Las novelas personales, provinciales, nacionales y mundiales, los diarios con sus malas noticias, el dólar siempre sube, las exportaciones bajan, los vecinos barren, nosotros no tenemos tiempo. El celular da luz antes que el sol, la computadora prendida antes que la persiana abierta. Ya no se usan las pantuflas, mucho apuro, las obligaciones antes que las emociones.
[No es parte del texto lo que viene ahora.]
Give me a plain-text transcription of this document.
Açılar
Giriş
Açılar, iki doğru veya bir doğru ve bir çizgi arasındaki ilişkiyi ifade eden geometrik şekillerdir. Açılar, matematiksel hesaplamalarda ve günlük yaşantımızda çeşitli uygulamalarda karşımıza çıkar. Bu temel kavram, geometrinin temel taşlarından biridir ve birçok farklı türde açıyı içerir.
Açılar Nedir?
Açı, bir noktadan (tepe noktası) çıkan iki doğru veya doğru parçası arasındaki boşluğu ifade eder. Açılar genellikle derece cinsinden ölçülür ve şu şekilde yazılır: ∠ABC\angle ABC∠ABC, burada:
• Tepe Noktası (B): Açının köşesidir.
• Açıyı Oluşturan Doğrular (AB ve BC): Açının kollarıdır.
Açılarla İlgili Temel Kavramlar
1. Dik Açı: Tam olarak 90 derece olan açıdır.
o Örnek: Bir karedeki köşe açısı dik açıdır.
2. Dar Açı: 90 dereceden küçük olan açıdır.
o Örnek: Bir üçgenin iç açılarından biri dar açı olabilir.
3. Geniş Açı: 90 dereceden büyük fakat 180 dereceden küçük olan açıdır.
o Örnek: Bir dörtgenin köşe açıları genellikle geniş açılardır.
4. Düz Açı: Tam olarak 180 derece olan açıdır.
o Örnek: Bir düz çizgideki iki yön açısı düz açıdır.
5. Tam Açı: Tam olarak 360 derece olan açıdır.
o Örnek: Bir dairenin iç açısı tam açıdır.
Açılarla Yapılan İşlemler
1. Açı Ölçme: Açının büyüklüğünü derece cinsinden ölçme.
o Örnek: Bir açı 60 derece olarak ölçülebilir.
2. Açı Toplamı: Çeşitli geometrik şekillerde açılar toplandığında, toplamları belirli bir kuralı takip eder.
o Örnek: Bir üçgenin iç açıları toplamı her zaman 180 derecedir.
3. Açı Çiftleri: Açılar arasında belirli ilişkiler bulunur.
La libertad diluida en el vaivén de la economía, las duchas ya no son relajantes sino acciones programadas. Los sueños ahora solo llegan a ser diplomas, escritorios y consultorios, aunque requieren esfuerzo, demás está decir que no vienen con envoltorio. La valentía es el miedo a la cobardía, las frutas son para los que hacen dieta, las plazas para los perros, las bicicletas para los atletas, las reposeras para los viejos, la risa es del payaso y el llanto para el fracaso. La ternura es un cachorro, los platos se lavan mañana, los amigos para el fin de semana. Las estrellas se ven en el campo, la música se escucha en el celular y los besos se suplantan por emoticones. El sexo es pornografía, el texto es un mensaje, las lapiceras son reliquias. El amor es en febrero, es algo pasajero y vuelta al ruedo. La ayuda es un documento con intereses, los pobres viven lejos, el oro marca la hora. El rosario está de moda, la familia es de los domingos, los caballos son de carrera. El comunismo es para el universitario, el socialismo para el que empieza y el capitalismo para el sostén de familia. Las verduras son del supermercado y el valor de la palabra del pasado, ahora se firma. Los sicarios tienen contrato y sindicato, los buenos son solo futbolistas y las buenas salen solo en revistas. Las conclusiones son inducidas y razonar es anarquista. Los límites son limitaciones y las modas mal formaciones. Las drogas son malas, la coca cola cada día más cara, las iglesias son construcciones, las religiones ficciones, los pecados obligaciones. La verdad al psicólogo, los libros se escuchan y la tele no se desenchufa.

Nuestro mundo, el que queremos ver, nos cambia espejitos de colores a cambio de nuestra voluntad. Esconde lo verdaderamente importante, hermoso, pacífico y armónico de la vida.

El mundo en el que vivimos nos aleja del para que vinimos. Los días son oportunidades, las estructuras son moldeables, el alma indominable.